O9 - Extra button: Справочные материалы - {92780B25-18CC-41C8-B9BE-3C9C571A8263} - C:\PROGRA~1\MICROS~2\OFFICE11\REFIEBAR.DLL

O9 - Extra button: Messenger - {FB5F1910-F110-11d2-BB9E-00C04F795683} - C:\Program Files\Messenger\msmsgs.exe

O9 - Extra 'Tools' menuitem: Windows Messenger - {FB5F1910-F110-11d2-BB9E-00C04F795683} - C:\Program Files\Messenger\msmsgs.exe

O16 - DPF: {7E980B9B-8AE5-466A-B6D6-DA8CF814E78A} (MJLauncherCtrl Class) - http://arcade.icq.com/online/online2/luxor_2/mjolauncher.cab

O16 - DPF: {D0C0F75C-683A-4390-A791-1ACFD5599AB8} (Oberon Flash Game Host) - http://icq.oberon-media.com/Gameshell/Game...ronGameHost.cab

Если система была бы нелицензионная (к примеру), то ещё можно было бы пофиксить и

O16 - DPF: {6414512B-B978-451D-A0D8-FCFDF33E833C} (WUWebControl Class) - http://update.microsoft.com/microsoftupdat...b?1272107043484

O16 - DPF: {6E32070A-766D-4EE6-879C-DC1FA91D2FC3} (MUWebControl Class) - http://update.microsoft.com/microsoftupdat...b?1272106997000[/url]
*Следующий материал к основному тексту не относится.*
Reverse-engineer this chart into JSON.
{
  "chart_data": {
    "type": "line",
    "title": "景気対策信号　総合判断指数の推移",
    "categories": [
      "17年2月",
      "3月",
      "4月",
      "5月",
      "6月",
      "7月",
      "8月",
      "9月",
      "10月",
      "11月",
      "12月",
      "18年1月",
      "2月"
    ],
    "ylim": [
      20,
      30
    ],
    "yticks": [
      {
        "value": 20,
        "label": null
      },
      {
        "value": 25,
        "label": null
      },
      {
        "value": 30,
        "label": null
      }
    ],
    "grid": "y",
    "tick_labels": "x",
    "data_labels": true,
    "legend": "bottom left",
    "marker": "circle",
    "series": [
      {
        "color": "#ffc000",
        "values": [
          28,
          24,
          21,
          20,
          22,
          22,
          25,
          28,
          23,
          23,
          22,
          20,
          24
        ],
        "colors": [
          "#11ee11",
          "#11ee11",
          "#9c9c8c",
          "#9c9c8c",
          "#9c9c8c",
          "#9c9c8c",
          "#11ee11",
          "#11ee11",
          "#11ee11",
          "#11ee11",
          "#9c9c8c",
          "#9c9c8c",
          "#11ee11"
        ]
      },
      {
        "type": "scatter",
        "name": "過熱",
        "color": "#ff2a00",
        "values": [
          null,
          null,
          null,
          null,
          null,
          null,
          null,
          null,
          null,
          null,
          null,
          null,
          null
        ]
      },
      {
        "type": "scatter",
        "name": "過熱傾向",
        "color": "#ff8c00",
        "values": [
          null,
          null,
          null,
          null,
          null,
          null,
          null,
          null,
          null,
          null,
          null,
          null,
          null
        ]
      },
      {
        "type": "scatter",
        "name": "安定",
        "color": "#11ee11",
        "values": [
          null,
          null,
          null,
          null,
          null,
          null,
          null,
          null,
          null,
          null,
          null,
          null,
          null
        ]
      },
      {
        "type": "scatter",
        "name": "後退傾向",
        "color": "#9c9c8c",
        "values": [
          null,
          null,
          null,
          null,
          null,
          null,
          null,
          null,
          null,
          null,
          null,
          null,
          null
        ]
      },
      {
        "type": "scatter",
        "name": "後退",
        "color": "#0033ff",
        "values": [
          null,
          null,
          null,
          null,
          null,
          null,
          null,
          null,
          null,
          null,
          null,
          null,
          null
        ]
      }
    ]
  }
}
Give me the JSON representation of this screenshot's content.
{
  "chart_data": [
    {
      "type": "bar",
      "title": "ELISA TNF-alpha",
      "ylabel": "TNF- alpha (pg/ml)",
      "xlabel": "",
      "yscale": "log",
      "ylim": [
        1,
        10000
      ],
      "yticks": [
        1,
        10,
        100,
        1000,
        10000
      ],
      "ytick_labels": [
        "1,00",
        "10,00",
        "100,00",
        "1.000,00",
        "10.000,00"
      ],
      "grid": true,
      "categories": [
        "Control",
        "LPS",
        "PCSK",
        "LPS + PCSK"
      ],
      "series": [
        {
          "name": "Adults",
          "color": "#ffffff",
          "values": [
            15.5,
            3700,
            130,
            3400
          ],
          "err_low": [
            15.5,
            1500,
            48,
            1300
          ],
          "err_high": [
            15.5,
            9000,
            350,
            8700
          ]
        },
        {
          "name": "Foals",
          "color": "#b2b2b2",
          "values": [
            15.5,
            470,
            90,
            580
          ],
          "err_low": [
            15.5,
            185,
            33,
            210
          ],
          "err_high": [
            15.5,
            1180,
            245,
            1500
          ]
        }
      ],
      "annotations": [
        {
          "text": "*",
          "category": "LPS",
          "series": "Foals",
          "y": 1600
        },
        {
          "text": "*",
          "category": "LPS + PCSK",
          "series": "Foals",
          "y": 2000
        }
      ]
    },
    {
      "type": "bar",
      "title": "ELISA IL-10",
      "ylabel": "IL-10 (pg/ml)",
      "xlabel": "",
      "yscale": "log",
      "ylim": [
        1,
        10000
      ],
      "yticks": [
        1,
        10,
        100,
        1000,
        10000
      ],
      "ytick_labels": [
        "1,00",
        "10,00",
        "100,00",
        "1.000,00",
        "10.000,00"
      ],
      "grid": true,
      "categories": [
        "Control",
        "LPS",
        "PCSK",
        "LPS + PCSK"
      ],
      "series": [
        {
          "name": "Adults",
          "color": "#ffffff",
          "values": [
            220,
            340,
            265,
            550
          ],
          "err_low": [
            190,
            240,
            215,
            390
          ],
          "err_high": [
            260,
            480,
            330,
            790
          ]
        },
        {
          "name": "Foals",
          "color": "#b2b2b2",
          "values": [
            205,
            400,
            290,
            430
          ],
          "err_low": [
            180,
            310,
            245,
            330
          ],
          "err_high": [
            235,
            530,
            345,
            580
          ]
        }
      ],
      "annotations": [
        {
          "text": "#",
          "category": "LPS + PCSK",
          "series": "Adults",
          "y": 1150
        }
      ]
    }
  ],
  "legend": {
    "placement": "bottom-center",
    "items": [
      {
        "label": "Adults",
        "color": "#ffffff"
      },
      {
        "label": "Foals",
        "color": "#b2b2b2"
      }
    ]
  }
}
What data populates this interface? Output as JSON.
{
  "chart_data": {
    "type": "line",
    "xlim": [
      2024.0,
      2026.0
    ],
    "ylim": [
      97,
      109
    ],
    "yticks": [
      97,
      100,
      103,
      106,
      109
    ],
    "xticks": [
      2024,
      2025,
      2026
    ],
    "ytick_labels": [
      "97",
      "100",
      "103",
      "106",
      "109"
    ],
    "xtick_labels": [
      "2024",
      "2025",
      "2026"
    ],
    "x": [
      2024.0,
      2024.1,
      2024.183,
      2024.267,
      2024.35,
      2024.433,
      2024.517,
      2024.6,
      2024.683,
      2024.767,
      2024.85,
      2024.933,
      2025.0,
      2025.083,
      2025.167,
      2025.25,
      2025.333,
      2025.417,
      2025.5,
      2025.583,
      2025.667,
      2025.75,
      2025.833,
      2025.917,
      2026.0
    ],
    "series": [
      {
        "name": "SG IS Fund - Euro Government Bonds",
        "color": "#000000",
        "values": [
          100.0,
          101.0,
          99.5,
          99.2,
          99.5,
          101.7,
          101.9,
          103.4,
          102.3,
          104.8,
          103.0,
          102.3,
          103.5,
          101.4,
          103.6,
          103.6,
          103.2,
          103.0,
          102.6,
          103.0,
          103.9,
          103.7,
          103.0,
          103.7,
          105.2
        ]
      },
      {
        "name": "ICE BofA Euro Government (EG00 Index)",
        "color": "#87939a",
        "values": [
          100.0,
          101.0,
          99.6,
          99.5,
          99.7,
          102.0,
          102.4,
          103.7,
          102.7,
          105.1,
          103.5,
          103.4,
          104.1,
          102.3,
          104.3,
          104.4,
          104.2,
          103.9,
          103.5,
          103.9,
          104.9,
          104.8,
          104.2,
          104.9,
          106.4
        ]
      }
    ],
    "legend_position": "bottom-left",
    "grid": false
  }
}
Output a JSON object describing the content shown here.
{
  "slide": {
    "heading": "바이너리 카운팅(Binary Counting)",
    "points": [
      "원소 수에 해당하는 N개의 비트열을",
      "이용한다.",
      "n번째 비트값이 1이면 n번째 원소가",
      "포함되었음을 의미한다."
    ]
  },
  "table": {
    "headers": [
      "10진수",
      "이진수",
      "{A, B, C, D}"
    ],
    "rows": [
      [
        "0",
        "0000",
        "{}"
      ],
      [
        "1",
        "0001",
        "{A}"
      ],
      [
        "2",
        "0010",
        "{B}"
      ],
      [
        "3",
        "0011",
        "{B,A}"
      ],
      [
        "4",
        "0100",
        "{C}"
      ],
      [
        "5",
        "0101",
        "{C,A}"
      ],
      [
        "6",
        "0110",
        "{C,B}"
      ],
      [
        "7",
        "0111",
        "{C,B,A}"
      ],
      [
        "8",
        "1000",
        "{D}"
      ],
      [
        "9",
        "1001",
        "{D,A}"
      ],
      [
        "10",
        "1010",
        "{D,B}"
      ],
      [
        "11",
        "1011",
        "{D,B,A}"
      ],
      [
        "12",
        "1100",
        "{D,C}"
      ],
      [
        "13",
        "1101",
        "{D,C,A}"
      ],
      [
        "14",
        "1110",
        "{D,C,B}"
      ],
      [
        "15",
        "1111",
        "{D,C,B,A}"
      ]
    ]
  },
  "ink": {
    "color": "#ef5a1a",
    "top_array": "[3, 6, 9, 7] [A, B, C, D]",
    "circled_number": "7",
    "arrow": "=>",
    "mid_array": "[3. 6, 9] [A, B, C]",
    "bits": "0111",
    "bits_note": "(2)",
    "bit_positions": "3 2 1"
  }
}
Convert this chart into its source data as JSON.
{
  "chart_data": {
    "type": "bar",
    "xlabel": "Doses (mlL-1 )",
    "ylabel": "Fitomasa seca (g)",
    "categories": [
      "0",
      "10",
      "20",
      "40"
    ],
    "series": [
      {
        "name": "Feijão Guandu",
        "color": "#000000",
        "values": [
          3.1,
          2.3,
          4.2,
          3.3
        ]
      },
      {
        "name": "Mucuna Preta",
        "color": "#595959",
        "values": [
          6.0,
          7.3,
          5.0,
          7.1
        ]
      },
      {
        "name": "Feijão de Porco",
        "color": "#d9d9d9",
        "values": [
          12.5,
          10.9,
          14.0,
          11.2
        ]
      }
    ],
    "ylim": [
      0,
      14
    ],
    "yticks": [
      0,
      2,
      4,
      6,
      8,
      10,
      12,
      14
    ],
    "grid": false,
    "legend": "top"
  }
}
Отключите полностью дампирование.

Перезагрузите систему обычным способом.

Потом в разделе "Быстродействие" как на стриншоте сделайте у файла подкачки размер 2048-2048 (или 2046-2046).

Применить. ОК и ещё раз перезагрузить.

Если и после всего этого будут глюки, то несите ноут в сервис-центр не мешкая. См. так же, что я написал вам про сервис-центр.